The warning came too late. I heard the weapon’s faint whistle as it swung through the air in the very instant the blow fell.

He hit me with the flat of the sword, catching me between my shoulders with a force that sent me staggering to my knees. As I fell I half twisted around to see him launch himself toward me, the gleaming blade held aloft and a feral snarl on his lips.

“Remember this game, brother?” he cried.

I remembered: and suddenly we were little boys again, playing at being warriors, with sticks for weapons, and I had been knocked down, as usual, and my big brother was about to seize my hair in the tear-jerking grip that on a real battlefield would make me his captive.

“This is my beloved son!” His gloating cry completed the warrior’s ritual as he reached for me with his empty hand.

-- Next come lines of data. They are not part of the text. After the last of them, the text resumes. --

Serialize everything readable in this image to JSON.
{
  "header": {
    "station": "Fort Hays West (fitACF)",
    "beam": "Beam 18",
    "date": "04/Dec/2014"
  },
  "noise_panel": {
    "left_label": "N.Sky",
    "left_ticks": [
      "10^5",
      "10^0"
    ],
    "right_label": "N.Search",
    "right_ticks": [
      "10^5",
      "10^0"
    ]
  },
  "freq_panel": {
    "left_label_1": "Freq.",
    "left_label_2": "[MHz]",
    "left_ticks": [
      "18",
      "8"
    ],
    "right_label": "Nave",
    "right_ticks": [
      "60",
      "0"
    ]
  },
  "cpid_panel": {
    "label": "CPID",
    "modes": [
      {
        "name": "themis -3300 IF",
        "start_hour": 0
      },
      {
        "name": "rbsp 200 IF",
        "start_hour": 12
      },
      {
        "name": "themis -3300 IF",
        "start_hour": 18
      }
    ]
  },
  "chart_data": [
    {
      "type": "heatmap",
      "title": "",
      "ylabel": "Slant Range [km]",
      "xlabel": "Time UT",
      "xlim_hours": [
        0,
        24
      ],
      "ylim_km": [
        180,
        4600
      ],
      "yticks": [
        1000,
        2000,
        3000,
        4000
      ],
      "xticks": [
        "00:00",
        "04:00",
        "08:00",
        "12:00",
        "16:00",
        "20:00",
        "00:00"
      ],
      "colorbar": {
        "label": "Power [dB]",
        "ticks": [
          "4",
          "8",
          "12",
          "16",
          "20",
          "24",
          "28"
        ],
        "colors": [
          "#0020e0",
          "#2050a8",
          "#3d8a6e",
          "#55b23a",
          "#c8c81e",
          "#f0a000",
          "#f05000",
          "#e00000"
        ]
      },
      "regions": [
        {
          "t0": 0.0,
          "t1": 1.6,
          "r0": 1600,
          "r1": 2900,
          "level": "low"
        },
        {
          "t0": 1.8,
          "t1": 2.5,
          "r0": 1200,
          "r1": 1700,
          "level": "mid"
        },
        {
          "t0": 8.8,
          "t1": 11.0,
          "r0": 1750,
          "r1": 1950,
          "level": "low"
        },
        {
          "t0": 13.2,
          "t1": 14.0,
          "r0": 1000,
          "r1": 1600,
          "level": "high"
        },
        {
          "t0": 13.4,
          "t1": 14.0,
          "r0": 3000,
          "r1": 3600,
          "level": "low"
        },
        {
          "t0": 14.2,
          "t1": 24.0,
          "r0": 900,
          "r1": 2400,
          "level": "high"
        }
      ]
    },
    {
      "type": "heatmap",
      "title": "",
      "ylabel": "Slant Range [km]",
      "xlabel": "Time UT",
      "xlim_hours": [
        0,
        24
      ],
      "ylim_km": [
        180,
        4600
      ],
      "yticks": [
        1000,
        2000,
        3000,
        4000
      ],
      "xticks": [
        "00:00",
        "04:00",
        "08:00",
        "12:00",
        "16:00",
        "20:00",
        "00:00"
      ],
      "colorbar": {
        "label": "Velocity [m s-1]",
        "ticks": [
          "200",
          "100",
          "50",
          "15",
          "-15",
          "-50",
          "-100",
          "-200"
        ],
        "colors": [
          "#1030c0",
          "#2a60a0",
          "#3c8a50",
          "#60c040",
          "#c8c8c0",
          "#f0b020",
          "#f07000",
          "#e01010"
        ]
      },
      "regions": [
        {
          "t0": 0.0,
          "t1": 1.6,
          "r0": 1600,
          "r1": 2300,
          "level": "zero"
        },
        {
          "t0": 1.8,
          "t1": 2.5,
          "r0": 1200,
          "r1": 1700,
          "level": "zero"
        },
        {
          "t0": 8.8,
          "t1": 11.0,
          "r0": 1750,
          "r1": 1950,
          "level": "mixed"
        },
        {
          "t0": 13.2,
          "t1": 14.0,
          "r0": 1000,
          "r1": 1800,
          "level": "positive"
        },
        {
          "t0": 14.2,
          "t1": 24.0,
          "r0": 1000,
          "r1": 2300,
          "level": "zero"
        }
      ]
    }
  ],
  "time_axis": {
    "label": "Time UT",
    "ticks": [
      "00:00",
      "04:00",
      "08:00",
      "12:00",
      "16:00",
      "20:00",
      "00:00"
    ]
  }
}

But I remembered the game better than he did, it seemed, including the way I had played it all those years before. As his fingertips brushed my hair I snapped my head around and sank my teeth into the base of his thumb.

He howled in pain and outrage. He tried to pull away but I held on like a stoat with a rabbit. I watched the sword twitching as he fought to control himself, to stop himself cleaving my neck in two with it, and then he threw the precious thing hard into the far corner of the room to free his remaining hand.

He bent toward me, aiming to pinch my nose and make me relinquishmy grip, and I drove my fist into his side, just under his ribcage, as hard as I could.